If you plan to enroll in Medicare Part D and you want to keep your Medigap plan H, I, or J , your Medigap plan will be modified to exclude prescription drug coverage after Part D becomes effective and your premium will be modified accordingly.   If you are enrolled in a Part D plan, you can still continue to purchase Medigap plans A, B, C, F, K, or L to supplement your other health insurance needs.

Most important issues to take away
If you have Medicaid drug coverage, you will lose it and automatically be enrolled in Medicare Part D. It is important that you understand the options available to you in order to ensure you make a well educated decision about choosing a PDP.   When selecting a PDP, be careful to check their formulary and make sure that the drugs you need are covered.   If not, you will bear the full cost for any drugs not on your plan's formulary.

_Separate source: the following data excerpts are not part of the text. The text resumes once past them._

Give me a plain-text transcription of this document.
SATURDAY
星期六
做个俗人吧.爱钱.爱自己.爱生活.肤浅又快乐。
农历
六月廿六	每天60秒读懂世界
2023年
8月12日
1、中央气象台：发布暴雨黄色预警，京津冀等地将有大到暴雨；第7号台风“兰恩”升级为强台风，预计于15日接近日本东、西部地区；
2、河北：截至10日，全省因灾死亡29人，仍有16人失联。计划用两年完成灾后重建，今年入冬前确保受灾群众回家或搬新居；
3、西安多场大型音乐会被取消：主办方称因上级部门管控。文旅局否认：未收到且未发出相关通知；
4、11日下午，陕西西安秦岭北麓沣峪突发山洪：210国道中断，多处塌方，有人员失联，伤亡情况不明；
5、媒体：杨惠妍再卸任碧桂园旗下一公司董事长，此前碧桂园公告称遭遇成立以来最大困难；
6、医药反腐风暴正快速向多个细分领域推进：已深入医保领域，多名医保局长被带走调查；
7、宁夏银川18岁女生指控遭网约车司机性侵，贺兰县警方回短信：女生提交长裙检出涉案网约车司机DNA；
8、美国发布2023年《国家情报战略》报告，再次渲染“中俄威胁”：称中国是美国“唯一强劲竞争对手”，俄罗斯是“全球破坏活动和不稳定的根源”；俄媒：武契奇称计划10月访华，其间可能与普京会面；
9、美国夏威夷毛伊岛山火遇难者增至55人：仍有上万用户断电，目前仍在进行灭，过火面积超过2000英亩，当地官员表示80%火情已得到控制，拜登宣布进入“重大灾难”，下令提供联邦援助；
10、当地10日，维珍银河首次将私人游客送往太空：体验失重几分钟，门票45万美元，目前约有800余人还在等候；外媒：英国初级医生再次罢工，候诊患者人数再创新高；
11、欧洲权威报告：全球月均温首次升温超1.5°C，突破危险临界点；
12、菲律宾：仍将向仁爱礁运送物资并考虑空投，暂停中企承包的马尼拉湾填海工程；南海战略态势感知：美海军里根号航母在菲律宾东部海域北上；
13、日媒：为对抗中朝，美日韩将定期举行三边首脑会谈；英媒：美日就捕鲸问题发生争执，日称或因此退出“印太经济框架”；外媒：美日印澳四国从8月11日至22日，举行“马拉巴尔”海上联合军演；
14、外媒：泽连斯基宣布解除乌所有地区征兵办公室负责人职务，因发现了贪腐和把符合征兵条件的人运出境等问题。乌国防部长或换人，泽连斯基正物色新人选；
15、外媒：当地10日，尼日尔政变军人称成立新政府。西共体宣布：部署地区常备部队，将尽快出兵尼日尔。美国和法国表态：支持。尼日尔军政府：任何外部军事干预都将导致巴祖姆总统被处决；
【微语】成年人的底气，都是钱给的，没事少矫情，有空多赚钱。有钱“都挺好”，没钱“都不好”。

Because Medicare prescription drug coverage is new, there are still many uncertainties involving what private plans will be available and how to determine which plan is right for you.   There are a number of available options and it is important that you select the right choice.   A knowledgeable Elder Law attorney aware of all the intricacies of Medicare law can show you the best way to choose a plan and keep your assets and can assist you in making sure you are taking full advantage of the new Medicare drug coverage.

Disclaimer : This is not a legal document.   The official Medicare program provisions are contained in the relevant laws, regulations, and rulings.

Sources for this article include Centers for Medicare & Medicaid Services (www.cms.gov), Center for Medicare Advocacy (www.medicareadvocacy.org) , and National Senior Citizens Law Center (www.nsclc.org).